Communiqué 02.06.2004

Publié par : ASAC.

Chanvre indien du Val-de-Travers


Le chef de la sûreté neuchâteloise, M. O. Guerniat, a fait, lors d’une conférence de presse, une affirmation reprise dans la presse du 20 mai 2004 et qui a surpris tout le monde concernant le chanvre indien sous serre du Val de Travers: „Il contient entre 20 et 30 % de tétrahydrocannabinol, la substance active.
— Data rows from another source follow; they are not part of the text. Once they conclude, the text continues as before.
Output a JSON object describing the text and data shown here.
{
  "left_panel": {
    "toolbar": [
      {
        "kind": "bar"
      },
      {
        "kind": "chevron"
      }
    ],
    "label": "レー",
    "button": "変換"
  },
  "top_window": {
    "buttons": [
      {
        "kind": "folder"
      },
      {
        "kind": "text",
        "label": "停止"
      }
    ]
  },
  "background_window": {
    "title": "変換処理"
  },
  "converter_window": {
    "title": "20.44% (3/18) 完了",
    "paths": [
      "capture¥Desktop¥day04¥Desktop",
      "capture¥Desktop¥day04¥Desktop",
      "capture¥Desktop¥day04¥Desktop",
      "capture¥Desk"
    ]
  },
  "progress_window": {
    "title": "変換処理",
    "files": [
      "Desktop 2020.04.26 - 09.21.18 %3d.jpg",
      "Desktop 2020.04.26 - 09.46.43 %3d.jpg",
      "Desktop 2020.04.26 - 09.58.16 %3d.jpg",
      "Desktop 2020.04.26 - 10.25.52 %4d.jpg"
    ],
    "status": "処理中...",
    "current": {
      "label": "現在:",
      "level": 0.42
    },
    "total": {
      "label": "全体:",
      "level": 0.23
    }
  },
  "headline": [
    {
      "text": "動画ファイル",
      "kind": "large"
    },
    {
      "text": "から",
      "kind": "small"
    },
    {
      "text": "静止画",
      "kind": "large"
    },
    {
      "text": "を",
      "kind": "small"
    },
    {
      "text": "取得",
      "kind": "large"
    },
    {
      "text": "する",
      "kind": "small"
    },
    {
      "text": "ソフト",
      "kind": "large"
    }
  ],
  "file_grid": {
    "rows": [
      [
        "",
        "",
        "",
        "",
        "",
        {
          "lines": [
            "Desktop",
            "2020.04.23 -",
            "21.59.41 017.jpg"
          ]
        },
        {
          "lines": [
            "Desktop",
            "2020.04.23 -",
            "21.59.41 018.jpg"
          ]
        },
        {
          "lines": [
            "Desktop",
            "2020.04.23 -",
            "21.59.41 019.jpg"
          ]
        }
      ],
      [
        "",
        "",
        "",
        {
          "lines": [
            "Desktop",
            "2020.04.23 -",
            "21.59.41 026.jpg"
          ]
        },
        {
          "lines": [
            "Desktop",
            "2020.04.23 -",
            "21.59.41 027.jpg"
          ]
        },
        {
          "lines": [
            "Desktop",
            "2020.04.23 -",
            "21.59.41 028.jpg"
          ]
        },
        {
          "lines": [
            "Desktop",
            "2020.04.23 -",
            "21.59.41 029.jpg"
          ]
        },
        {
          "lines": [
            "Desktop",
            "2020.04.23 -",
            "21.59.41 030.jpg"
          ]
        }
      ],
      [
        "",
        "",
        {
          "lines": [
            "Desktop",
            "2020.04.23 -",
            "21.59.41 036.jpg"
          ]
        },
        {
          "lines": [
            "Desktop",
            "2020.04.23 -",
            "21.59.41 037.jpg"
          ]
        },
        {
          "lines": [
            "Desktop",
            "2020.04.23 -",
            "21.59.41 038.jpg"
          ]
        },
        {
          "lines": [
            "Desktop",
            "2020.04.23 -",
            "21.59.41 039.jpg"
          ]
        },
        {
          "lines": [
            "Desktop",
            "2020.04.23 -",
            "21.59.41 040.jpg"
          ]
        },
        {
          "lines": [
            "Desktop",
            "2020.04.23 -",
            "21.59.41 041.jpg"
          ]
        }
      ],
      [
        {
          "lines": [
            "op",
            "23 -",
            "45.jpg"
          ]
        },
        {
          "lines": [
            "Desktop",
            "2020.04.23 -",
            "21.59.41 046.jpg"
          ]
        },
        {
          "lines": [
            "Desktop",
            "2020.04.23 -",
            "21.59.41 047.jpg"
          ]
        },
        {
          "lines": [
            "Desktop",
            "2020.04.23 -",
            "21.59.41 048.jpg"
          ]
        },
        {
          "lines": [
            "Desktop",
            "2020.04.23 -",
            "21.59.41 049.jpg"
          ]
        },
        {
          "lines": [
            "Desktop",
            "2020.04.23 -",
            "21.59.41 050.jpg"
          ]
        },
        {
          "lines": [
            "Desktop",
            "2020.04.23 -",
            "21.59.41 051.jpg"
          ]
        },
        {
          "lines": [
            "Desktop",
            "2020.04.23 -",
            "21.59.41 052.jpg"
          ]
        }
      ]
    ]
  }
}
Le fumer est plus toxique que l’héroïne actuellement sur le marché et pourrait entraîner la perte de conscience du consommateur“. Ce qui est dit là est dénué de pertinence toxicologique, c’est en effet comme dire que le moût de raisin (1 – 3 alcool), c’est plus fort que du cognac frelaté – ce n’est pas vrai, après un litre on s’en rend parfaitement compte (…).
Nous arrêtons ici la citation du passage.